In 2020 Beland directed the music video for blues harmonica player Mike Stevens's song "Livin' In Sarnia."

In 2022 an exhibit of Beland's live photography was held at the Liss Gallery in Toronto. The exhibit featured 55 shots from over 3000 shows he photographed, and ran from May 7–31. A virtual tour of the exhibit was launched to accompany it. From June 3 – September 5, 2022, the ISOGallery in Sarnia, Ontario, held a career retrospective exhibit of Beland's photos called Our Immortal Stars.

Beland published his first volume of photographs in a book entitled "Our Immortal Stars, Vol. 1," released on October 25, 2025. An exhibit of 60 framed prints coincided with the book launch at the Liss Gallery in Toronto, running from October 25th through November 29th, 2025. As a photography professor, he recommended that new photographers "get a formal education" in photography, when he appeared on Breakfast Television to discuss the publication of his book.

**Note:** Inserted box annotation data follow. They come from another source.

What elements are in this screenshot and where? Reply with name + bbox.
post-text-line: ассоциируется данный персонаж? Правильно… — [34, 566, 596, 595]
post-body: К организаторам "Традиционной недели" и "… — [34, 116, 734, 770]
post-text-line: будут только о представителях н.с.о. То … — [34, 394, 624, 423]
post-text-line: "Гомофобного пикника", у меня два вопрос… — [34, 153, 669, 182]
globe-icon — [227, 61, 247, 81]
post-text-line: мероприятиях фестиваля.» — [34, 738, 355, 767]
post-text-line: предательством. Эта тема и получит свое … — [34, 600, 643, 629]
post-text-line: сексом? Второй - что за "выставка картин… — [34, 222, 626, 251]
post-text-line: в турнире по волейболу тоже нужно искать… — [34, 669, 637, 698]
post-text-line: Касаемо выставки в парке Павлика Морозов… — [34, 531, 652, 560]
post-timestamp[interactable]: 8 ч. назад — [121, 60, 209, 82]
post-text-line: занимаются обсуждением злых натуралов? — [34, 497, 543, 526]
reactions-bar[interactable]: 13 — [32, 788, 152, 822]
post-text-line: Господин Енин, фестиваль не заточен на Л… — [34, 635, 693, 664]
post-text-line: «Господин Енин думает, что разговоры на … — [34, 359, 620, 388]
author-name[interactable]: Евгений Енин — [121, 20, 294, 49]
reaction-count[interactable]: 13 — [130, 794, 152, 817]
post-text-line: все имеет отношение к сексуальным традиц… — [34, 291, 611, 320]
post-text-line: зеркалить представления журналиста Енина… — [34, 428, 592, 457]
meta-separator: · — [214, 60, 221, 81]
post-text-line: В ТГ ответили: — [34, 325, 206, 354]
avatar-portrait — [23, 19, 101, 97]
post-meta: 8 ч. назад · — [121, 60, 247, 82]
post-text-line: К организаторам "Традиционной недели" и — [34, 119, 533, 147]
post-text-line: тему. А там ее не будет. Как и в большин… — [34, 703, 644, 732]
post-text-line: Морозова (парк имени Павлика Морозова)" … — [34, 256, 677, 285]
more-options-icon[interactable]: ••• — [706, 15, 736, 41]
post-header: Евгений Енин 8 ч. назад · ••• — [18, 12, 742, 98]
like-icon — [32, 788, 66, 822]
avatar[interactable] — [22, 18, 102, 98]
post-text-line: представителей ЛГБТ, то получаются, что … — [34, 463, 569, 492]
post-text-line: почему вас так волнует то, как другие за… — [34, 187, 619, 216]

==Awards and nominations==
- 2004: Nominated for Juno Award for Album Design of the Year at Juno Awards of 2004, as photographer for Gord Downie's Battle of the Nudes.
- 2006: Nominated for Canadian Country Music Association Award for Album Design of the Year, as photographer for Jason McCoy's album Greatest Hits 1995-2005.
- 2007: Nominated for Canadian Country Music Association Award for Album Design of the Year, as photographer for Johnny Reid's album Kicking Stones.
- 2020: Honorable Mention, Portrait Category, Minimalist Photography Awards for a photograph of Segun Olotu, producer of the Now Collectives Conference in Lagos, Nigeria.